Shiau et al. heat ammonium carbamate above 85° C. to produce CO2 which reduced oil viscosity and this ammonium carbamate when used with surfactant polymer chemical flood and an enhanced oil recovery of 9.7% was recorded [Shiau, B. J. B., Hsu, T.-P., Roberts, B. L., & Harwell, J. H. 2010. Improved Chemical Flood Efficiency by In Situ CO2 Generation. Paper SPE 129893-MS presented at the SPE Improved Oil Recovery Symposium, 24-28 April, Tulsa, Okla., USA—incorporated herein by reference in its entirety].

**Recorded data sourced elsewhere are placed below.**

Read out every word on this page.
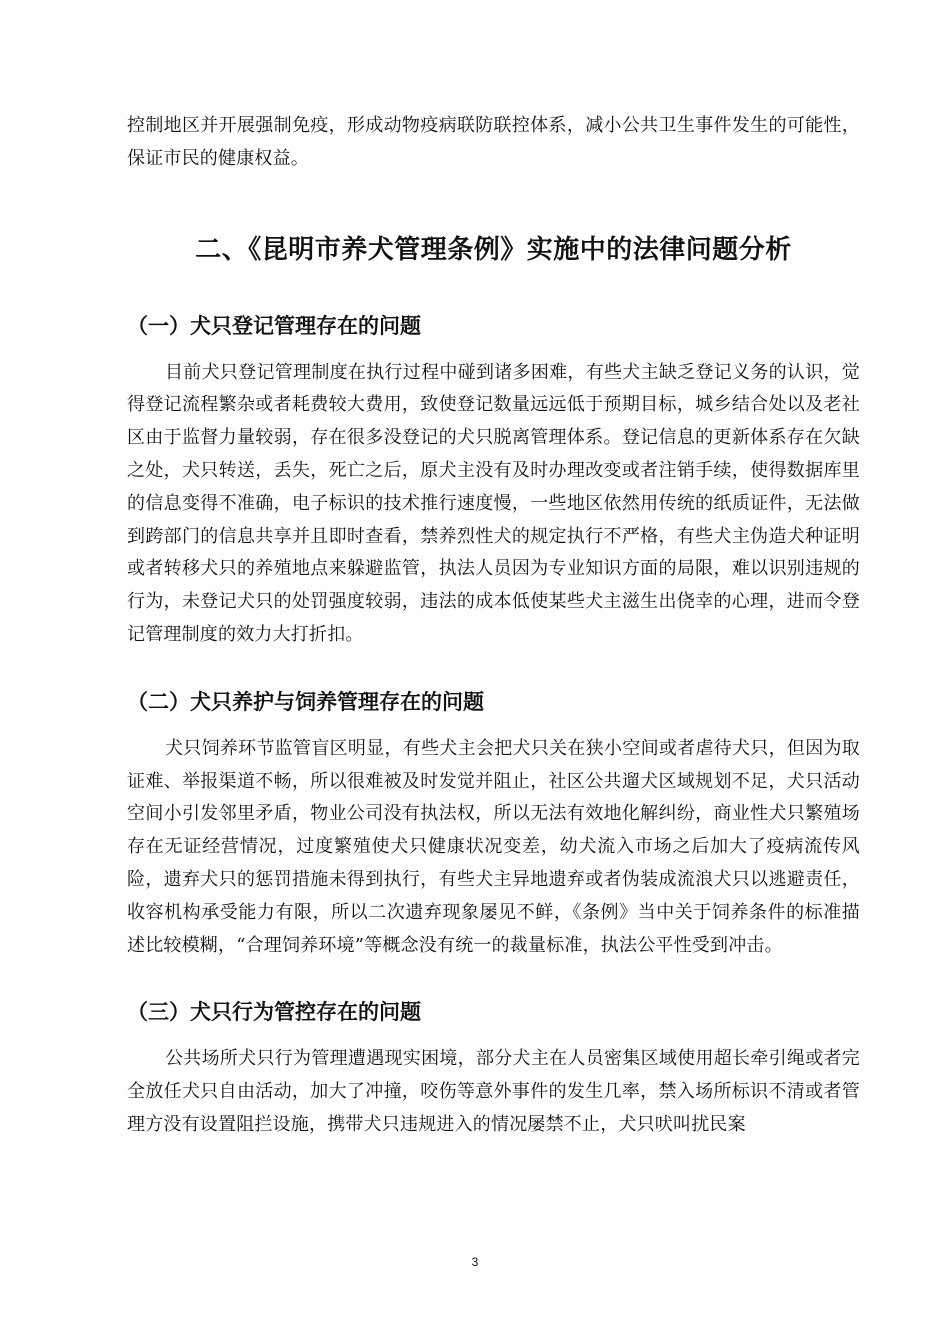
控制地区并开展强制免疫，形成动物疫病联防联控体系，减小公共卫生事件发生的可能性，保证市民的健康权益。

二、《昆明市养犬管理条例》实施中的法律问题分析
（一）犬只登记管理存在的问题

目前犬只登记管理制度在执行过程中碰到诸多困难，有些犬主缺乏登记义务的认识，觉得登记流程繁杂或者耗费较大费用，致使登记数量远远低于预期目标，城乡结合处以及老社区由于监督力量较弱，存在很多没登记的犬只脱离管理体系。登记信息的更新体系存在欠缺之处，犬只转送，丢失，死亡之后，原犬主没有及时办理改变或者注销手续，使得数据库里的信息变得不准确，电子标识的技术推行速度慢，一些地区依然用传统的纸质证件，无法做到跨部门的信息共享并且即时查看，禁养烈性犬的规定执行不严格，有些犬主伪造犬种证明或者转移犬只的养殖地点来躲避监管，执法人员因为专业知识方面的局限，难以识别违规的行为，未登记犬只的处罚强度较弱，违法的成本低使某些犬主滋生出侥幸的心理，进而令登记管理制度的效力大打折扣。

（二）犬只养护与饲养管理存在的问题

犬只饲养环节监管盲区明显，有些犬主会把犬只关在狭小空间或者虐待犬只，但因为取证难、举报渠道不畅，所以很难被及时发觉并阻止，社区公共遛犬区域规划不足，犬只活动空间小引发邻里矛盾，物业公司没有执法权，所以无法有效地化解纠纷，商业性犬只繁殖场存在无证经营情况，过度繁殖使犬只健康状况变差，幼犬流入市场之后加大了疫病流传风险，遗弃犬只的惩罚措施未得到执行，有些犬主异地遗弃或者伪装成流浪犬只以逃避责任，收容机构承受能力有限，所以二次遗弃现象屡见不鲜，《条例》当中关于饲养条件的标准描述比较模糊，“合理饲养环境”等概念没有统一的裁量标准，执法公平性受到冲击。

（三）犬只行为管控存在的问题

公共场所犬只行为管理遭遇现实困境，部分犬主在人员密集区域使用超长牵引绳或者完全放任犬只自由活动，加大了冲撞，咬伤等意外事件的发生几率，禁入场所标识不清或者管理方没有设置阻拦设施，携带犬只违规进入的情况屡禁不止，犬只吠叫扰民案

3
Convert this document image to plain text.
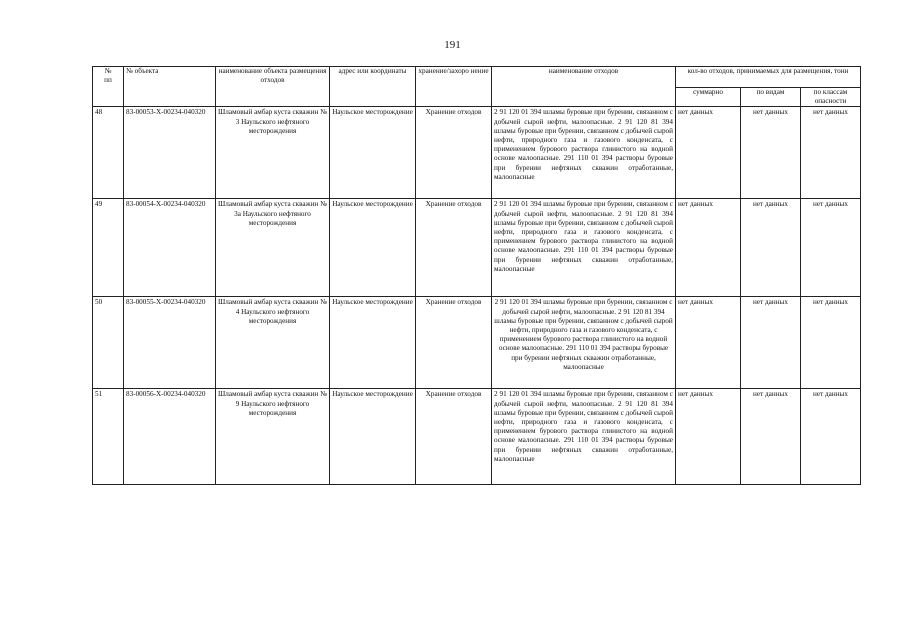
191
№
пп	№ объекта	наименование объекта размещения отходов	адрес или координаты	хранение/захоро нение	наименование отходов	кол-во отходов, принимаемых для размещения, тонн		
						суммарно	по видам	по классам опасности
48	83-00053-Х-00234-040320	Шламовый амбар куста скважин № 3 Наульского нефтяного месторождения	Наульское месторождение	Хранение отходов	2 91 120 01 394 шламы буровые при бурении, связанном с добычей сырой нефти, малоопасные. 2 91 120 81 394 шламы буровые при бурении, связанном с добычей сырой нефти, природного газа и газового конденсата, с применением бурового раствора глинистого на водной основе малоопасные. 291 110 01 394 растворы буровые при бурении нефтяных скважин отработанные, малоопасные	нет данных	нет данных	нет данных
49	83-00054-Х-00234-040320	Шламовый амбар куста скважин № 3а Наульского нефтяного месторождения	Наульское месторождение	Хранение отходов	2 91 120 01 394 шламы буровые при бурении, связанном с добычей сырой нефти, малоопасные. 2 91 120 81 394 шламы буровые при бурении, связанном с добычей сырой нефти, природного газа и газового конденсата, с применением бурового раствора глинистого на водной основе малоопасные. 291 110 01 394 растворы буровые при бурении нефтяных скважин отработанные, малоопасные	нет данных	нет данных	нет данных
50	83-00055-Х-00234-040320	Шламовый амбар куста скважин № 4 Наульского нефтяного месторождения	Наульское месторождение	Хранение отходов	2 91 120 01 394 шламы буровые при бурении, связанном с добычей сырой нефти, малоопасные. 2 91 120 81 394 шламы буровые при бурении, связанном с добычей сырой нефти, природного газа и газового конденсата, с применением бурового раствора глинистого на водной основе малоопасные. 291 110 01 394 растворы буровые при бурении нефтяных скважин отработанные, малоопасные	нет данных	нет данных	нет данных
51	83-00056-Х-00234-040320	Шламовый амбар куста скважин № 9 Наульского нефтяного месторождения	Наульское месторождение	Хранение отходов	2 91 120 01 394 шламы буровые при бурении, связанном с добычей сырой нефти, малоопасные. 2 91 120 81 394 шламы буровые при бурении, связанном с добычей сырой нефти, природного газа и газового конденсата, с применением бурового раствора глинистого на водной основе малоопасные. 291 110 01 394 растворы буровые при бурении нефтяных скважин отработанные, малоопасные	нет данных	нет данных	нет данных
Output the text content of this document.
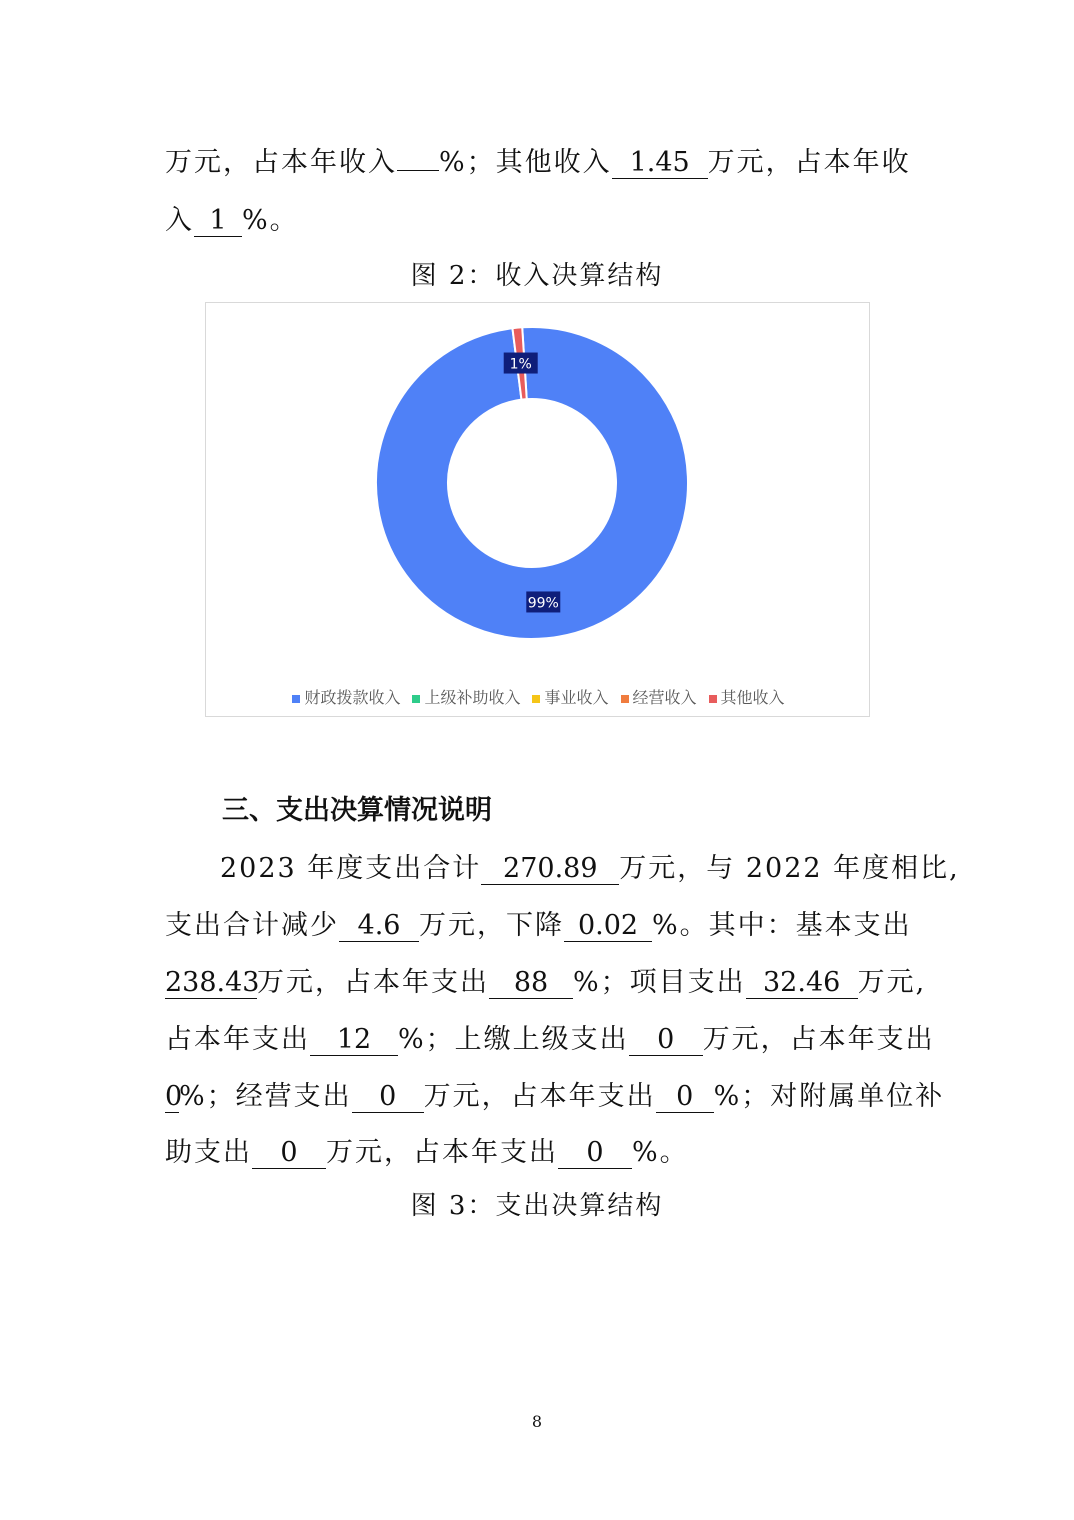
万元，占本年收入 %；其他收入 1.45 万元，占本年收
入 1 %。
图 2：收入决算结构
99%
1%
财政拨款收入 上级补助收入 事业收入 经营收入 其他收入
三、支出决算情况说明
2023 年度支出合计 270.89 万元，与 2022 年度相比,
支出合计减少 4.6 万元，下降 0.02 %。其中：基本支出
238.43万元，占本年支出 88 %；项目支出 32.46 万元,
占本年支出 12 %；上缴上级支出 0 万元，占本年支出
0%；经营支出 0 万元，占本年支出 0 %；对附属单位补
助支出 0 万元，占本年支出 0 %。
图 3：支出决算结构
8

Xiaofei et al. generate in situ CO2 using active acid, polymer, and surfactant to solve the problem of reservoir heterogeneity and high water to oil viscosity ratio which results in monolayer and monodirectional flow. CO2 flooding reduced injection pressure and effectively plugged channeling between injection-production wells. Their system increased the swept volume, increased oil, and decreased water cut [Xiaofei J., Kuiqian M., Yingxian L., Bin L., Jing, Z., and Yanlai L. 2013. Enhanced Heavy Oil Recovery by In-Situ Carbon Dioxide Generation and Application in China Offshore Oilfield. Paper SPE 165215 presented at The SPE Enhanced Oil Recovery Conference held in Kuala Lumpur, Malaysia, 2-4 Jul. 2013—incorporated herein by reference in its entirety].
U.S. Pat. No. 8,616,294 describes an apparatus for generating carbon dioxide gas in situ at an oil site for use in enhanced oil recovery (EOR). The apparatus includes a steam generator adapted to boil and superheat water to generate a source of superheated steam, as well as a source of essentially pure oxygen. The apparatus also includes a steam reformer adapted to allow the reaction of a carbonaceous material with the superheated steam and the pure oxygen, in an absence of air, to generate a driver gas comprising primarily carbon dioxide gas and hydrogen gas.

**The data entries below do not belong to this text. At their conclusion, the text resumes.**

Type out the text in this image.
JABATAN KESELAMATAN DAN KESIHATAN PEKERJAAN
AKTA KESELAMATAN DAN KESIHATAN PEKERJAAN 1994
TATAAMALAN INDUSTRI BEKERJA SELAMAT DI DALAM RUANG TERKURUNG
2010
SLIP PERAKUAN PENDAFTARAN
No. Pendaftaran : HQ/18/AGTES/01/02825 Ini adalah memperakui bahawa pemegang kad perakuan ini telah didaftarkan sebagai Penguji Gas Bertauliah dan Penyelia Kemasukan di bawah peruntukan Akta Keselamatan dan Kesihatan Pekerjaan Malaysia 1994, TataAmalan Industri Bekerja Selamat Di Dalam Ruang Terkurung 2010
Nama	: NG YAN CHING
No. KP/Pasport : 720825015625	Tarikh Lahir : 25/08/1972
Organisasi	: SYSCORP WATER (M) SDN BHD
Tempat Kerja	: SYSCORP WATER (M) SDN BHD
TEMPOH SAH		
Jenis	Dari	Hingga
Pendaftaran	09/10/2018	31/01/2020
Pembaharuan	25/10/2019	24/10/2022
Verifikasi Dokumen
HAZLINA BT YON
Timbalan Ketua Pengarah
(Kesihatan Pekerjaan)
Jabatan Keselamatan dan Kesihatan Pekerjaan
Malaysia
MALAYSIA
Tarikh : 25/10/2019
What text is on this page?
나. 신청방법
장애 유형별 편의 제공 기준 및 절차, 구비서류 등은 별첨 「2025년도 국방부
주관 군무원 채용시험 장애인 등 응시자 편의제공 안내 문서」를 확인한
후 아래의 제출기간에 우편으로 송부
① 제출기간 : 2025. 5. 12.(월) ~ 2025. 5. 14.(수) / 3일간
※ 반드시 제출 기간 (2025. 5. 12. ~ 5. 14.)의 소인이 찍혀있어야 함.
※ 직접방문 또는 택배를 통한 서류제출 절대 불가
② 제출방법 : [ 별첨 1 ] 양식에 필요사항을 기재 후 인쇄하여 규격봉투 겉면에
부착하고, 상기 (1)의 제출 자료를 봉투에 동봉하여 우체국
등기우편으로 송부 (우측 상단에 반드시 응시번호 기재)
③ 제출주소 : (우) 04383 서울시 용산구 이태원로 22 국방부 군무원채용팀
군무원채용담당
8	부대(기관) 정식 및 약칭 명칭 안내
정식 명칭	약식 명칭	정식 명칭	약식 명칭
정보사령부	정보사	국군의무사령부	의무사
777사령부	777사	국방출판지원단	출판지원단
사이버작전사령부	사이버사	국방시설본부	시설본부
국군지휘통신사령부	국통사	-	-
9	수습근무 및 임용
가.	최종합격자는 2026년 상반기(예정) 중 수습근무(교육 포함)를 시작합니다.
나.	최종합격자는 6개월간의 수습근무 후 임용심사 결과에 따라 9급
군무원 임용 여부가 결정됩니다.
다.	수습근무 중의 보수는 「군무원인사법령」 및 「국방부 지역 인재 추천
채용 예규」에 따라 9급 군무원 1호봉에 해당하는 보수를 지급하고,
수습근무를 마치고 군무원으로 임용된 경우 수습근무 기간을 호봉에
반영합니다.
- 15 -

US 2014/0231080A1 describes use of acid and sodium bicarbonate to generate CO2 in the wellbore itself but not the reservoir. The CO2 that is generated in situ will increase the pressure inside the wellbore to lift the oil from the bore.
In view of the above, there remains an apparent need for in situ CO2 generation systems and methods that can reach deep into oil reservoir and sustain the actual reservoir conditions. The present disclosure aims to provide a method having a different approach towards in situ generation of CO2 in carbonate and sandstone reservoirs.